Юноша выбрался на площадку и, отведя в сторону шест, подступил к сопернику. Неизвестно, рассчитывал ли на это Рокош, пара получилась презабавная: грузный воин в доспехах, сапогах, с мечом против босоногого, невзрачного паренька в истрепанной рубашке, с деревянной палкой. Доблестный граф был, пожалуй, вдвое старше, на голову выше, тяжелее и мощнее. Даже до него самого дошла вся несуразность ситуации, он чуть потерял каменную твердость и обернулся к спутникам. Снисходительно скривившийся принц лишь подстегнул его взмахом перчатки.
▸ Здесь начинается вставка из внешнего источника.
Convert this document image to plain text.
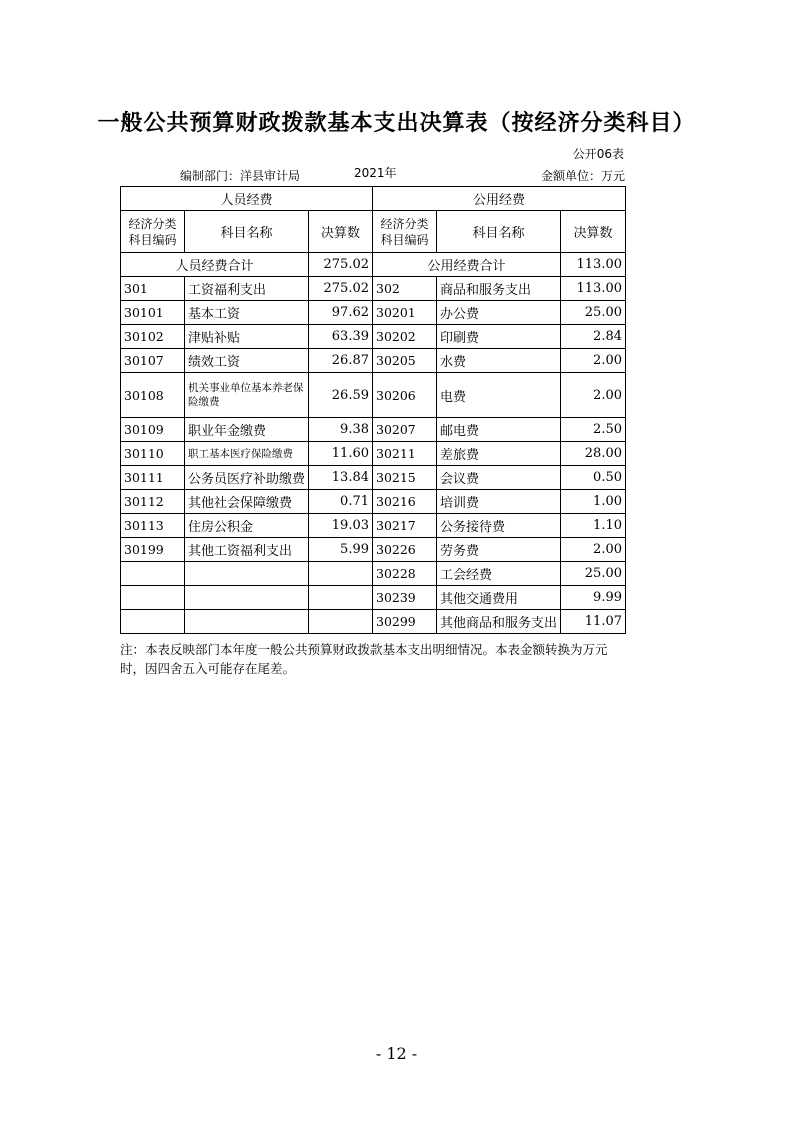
一般公共预算财政拨款基本支出决算表（按经济分类科目）
公开06表
编制部门：洋县审计局	2021年	金额单位：万元
人员经费			公用经费		
经济分类科目编码	科目名称	决算数	经济分类科目编码	科目名称	决算数
人员经费合计		275.02	公用经费合计		113.00
301	工资福利支出	275.02	302	商品和服务支出	113.00
30101	基本工资	97.62	30201	办公费	25.00
30102	津贴补贴	63.39	30202	印刷费	2.84
30107	绩效工资	26.87	30205	水费	2.00
30108	机关事业单位基本养老保险缴费	26.59	30206	电费	2.00
30109	职业年金缴费	9.38	30207	邮电费	2.50
30110	职工基本医疗保险缴费	11.60	30211	差旅费	28.00
30111	公务员医疗补助缴费	13.84	30215	会议费	0.50
30112	其他社会保障缴费	0.71	30216	培训费	1.00
30113	住房公积金	19.03	30217	公务接待费	1.10
30199	其他工资福利支出	5.99	30226	劳务费	2.00
			30228	工会经费	25.00
			30239	其他交通费用	9.99
			30299	其他商品和服务支出	11.07
注：本表反映部门本年度一般公共预算财政拨款基本支出明细情况。本表金额转换为万元时，因四舍五入可能存在尾差。
- 12 -
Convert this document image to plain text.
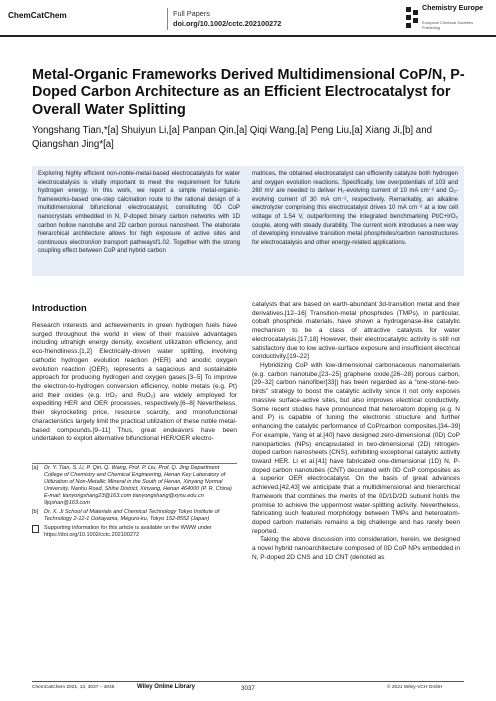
ChemCatChem	Full Papers
doi.org/10.1002/cctc.202100272
Chemistry Europe
European Chemical Societies Publishing
Metal-Organic Frameworks Derived Multidimensional CoP/N, P-Doped Carbon Architecture as an Efficient Electrocatalyst for Overall Water Splitting
Yongshang Tian,*[a] Shuiyun Li,[a] Panpan Qin,[a] Qiqi Wang,[a] Peng Liu,[a] Xiang Ji,[b] and Qiangshan Jing*[a]
Exploring highly efficient non-noble-metal-based electrocatalysts for water electrocatalysis is vitally important to meet the requirement for future hydrogen energy. In this work, we report a simple metal-organic-frameworks-based one-step calcination route to the rational design of a multidimensional bifunctional electrocatalyst, constituting 0D CoP nanocrystals embedded in N, P-doped binary carbon networks with 1D carbon hollow nanotube and 2D carbon porous nanosheet. The elaborate hierarchical architecture allows for high exposure of active sites and continuous electron/ion transport pathwaysf1.02. Together with the strong coupling effect between CoP and hybrid carbon
matrices, the obtained electrocatalyst can efficiently catalyze both hydrogen and oxygen evolution reactions. Specifically, low overpotentials of 103 and 260 mV are needed to deliver H₂-evolving current of 10 mA cm⁻² and O₂-evolving current of 30 mA cm⁻², respectively. Remarkably, an alkaline electrolyzer comprising this electrocatalyst drives 10 mA cm⁻² at a low cell voltage of 1.54 V, outperforming the integrated benchmarking Pt/C+IrO₂ couple, along with steady durability. The current work introduces a new way of developing innovative transition metal phosphides/carbon nanostructures for electrocatalysis and other energy-related applications.
Introduction

Research interests and achievements in green hydrogen fuels have surged throughout the world in view of their massive advantages including ultrahigh energy density, excellent utilization efficiency, and eco-friendliness.[1,2] Electrically-driven water splitting, involving cathodic hydrogen evolution reaction (HER) and anodic oxygen evolution reaction (OER), represents a sagacious and sustainable approach for producing hydrogen and oxygen gases.[3–5] To improve the electron-to-hydrogen conversion efficiency, noble metals (e.g. Pt) and their oxides (e.g. IrO₂ and RuO₂) are widely employed for expediting HER and OER processes, respectively.[6–8] Nevertheless, their skyrocketing price, resource scarcity, and monofunctional characteristics largely limit the practical utilization of these noble metal-based compounds.[9–11] Thus, great endeavors have been undertaken to exploit alternative bifunctional HER/OER electro-

catalysts that are based on earth-abundant 3d-transition metal and their derivatives.[12–16] Transition-metal phosphides (TMPs), in particular, cobalt phosphide materials, have shown a hydrogenase-like catalytic mechanism to be a class of attractive catalysts for water electrocatalysis.[17,18] However, their electrocatalytic activity is still not satisfactory due to low active-surface exposure and insufficient electrical conductivity.[19–22]

Hybridizing CoP with low-dimensional carbonaceous nanomaterials (e.g. carbon nanotube,[23–25] graphene oxide,[26–28] porous carbon,[29–32] carbon nanofiber[33]) has been regarded as a “one-stone-two-birds” strategy to boost the catalytic activity since it not only exposes massive surface-active sites, but also improves electrical conductivity. Some recent studies have pronounced that heteroatom doping (e.g. N and P) is capable of tuning the electronic structure and further enhancing the catalytic performance of CoP/carbon composites.[34–39] For example, Yang et al.[40] have designed zero-dimensional (0D) CoP nanoparticles (NPs) encapsulated in two-dimensional (2D) nitrogen-doped carbon nanosheets (CNS), exhibiting exceptional catalytic activity toward HER. Li et al.[41] have fabricated one-dimensional (1D) N, P-doped carbon nanotubes (CNT) decorated with 0D CoP composites as a superior OER electrocatalyst. On the basis of great advances achieved,[42,43] we anticipate that a multidimensional and hierarchical framework that combines the merits of the 0D/1D/2D subunit holds the promise to achieve the uppermost water-splitting activity. Nevertheless, fabricating such featured morphology between TMPs and heteroatom-doped carbon materials remains a big challenge and has rarely been reported.

Taking the above discussion into consideration, herein, we designed a novel hybrid nanoarchitecture composed of 0D CoP NPs embedded in N, P-doped 2D CNS and 1D CNT (denoted as

[a]	Dr. Y. Tian, S. Li, P. Qin, Q. Wang, Prof. P. Liu, Prof. Q. Jing Department College of Chemistry and Chemical Engineering, Henan Key Laboratory of Utilization of Non-Metallic Mineral in the South of Henan, Xinyang Normal University, Nanhu Road, Shihe District, Xinyang, Henan 464000 (P. R. China) E-mail: tianyongshang23@163.com tianyongshang@xynu.edu.cn 9jqshan@163.com
[b]	Dr. X. Ji School of Materials and Chemical Technology Tokyo Institute of Technology 2-12-1 Ookayama, Meguro-ku, Tokyo 152-8552 (Japan)
Supporting information for this article is available on the WWW under https://doi.org/10.1002/cctc.202100272
ChemCatChem 2021, 13, 3037 – 3045	Wiley Online Library	3037	© 2021 Wiley-VCH GmbH
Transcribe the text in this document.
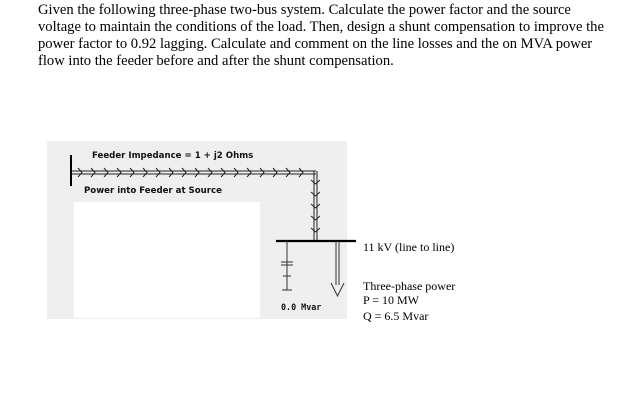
Given the following three-phase two-bus system. Calculate the power factor and the source voltage to maintain the conditions of the load. Then, design a shunt compensation to improve the power factor to 0.92 lagging. Calculate and comment on the line losses and the on MVA power flow into the feeder before and after the shunt compensation.

Feeder Impedance = 1 + j2 Ohms
Power into Feeder at Source
0.0 Mvar
11 kV (line to line)
Three-phase power
P = 10 MW
Q = 6.5 Mvar
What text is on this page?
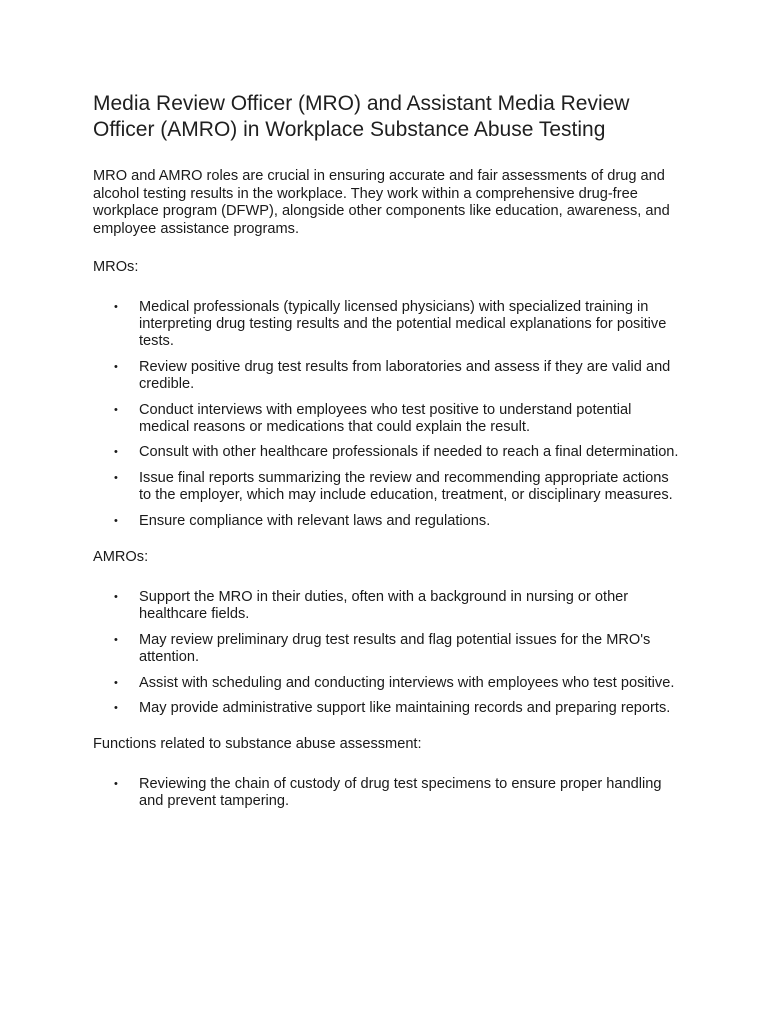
Media Review Officer (MRO) and Assistant Media Review Officer (AMRO) in Workplace Substance Abuse Testing

MRO and AMRO roles are crucial in ensuring accurate and fair assessments of drug and alcohol testing results in the workplace. They work within a comprehensive drug-free workplace program (DFWP), alongside other components like education, awareness, and employee assistance programs.

MROs:

• Medical professionals (typically licensed physicians) with specialized training in interpreting drug testing results and the potential medical explanations for positive tests.
• Review positive drug test results from laboratories and assess if they are valid and credible.
• Conduct interviews with employees who test positive to understand potential medical reasons or medications that could explain the result.
• Consult with other healthcare professionals if needed to reach a final determination.
• Issue final reports summarizing the review and recommending appropriate actions to the employer, which may include education, treatment, or disciplinary measures.
• Ensure compliance with relevant laws and regulations.

AMROs:

• Support the MRO in their duties, often with a background in nursing or other healthcare fields.
• May review preliminary drug test results and flag potential issues for the MRO's attention.
• Assist with scheduling and conducting interviews with employees who test positive.
• May provide administrative support like maintaining records and preparing reports.

Functions related to substance abuse assessment:

• Reviewing the chain of custody of drug test specimens to ensure proper handling and prevent tampering.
Вздохнув, рыцарь выдернул из земли меч, поудобней перехватил его и шагнул к юноше. Тот поджидал неподвижно, расслабленно, едва покачиваясь на носках. Сбитый с толку подобным началом рыцарь вновь глянул на сюзерена и стал крадучись, боком обходить соперника. Почти зайдя в тыл, наконец, отважился на первый выпад, норовя больше прощупать непонятного бойца, чем поразить его. Собственно, этим осторожным приемом все и ограничилось. Шест Зуки вдруг сорвался с места, точно прятавшаяся в засаде змея, и, стремительно набирая скорость, ринулся на латника. Отбросив по пути злосчастный выпад, загудел, застучал с обоих концов бешеной дробью. Граф вертелся угрем. О нападении теперь не мыслилось, он с натужным трудом укрывался от непрерывного града, выкручивая свое увесистое оружие. Голову защитить с грехом пополам удавалось, но Зука то и дело менял плоскость атаки, потому часть ударов достигала плеч, боков, рук. Шагалан вполне представлял тяжесть этих мгновенных касаний, кольчуга плохо спасала от них, но граф оказался крепким малым, продолжая бой. Доставая соперника или сталкиваясь с мечом, шест сотрясал рыцаря, но так часто и в разные стороны, что чудилось, будто тот по-прежнему твердо стоит на ногах. Подобное забивание, впрочем, не длилось и минуты. Медленно пятившийся латник, погруженный в оборону, никак не мог заметить решающий разворот. Только что мелькавший перед глазами шест внезапно исчез, однако лишь для того, чтобы косой блеснуть над самой землей. Зука добавил к скорости удара весь свой скромный вес. Нелепо взмахнув руками, рыцарь вскрикнул и железной копной рухнул на спину. Юноша сразу очутился у его головы. Уткнув конец шеста в грудь сопернику, произнес с едва различимой усмешкой и едва учащенным дыханием.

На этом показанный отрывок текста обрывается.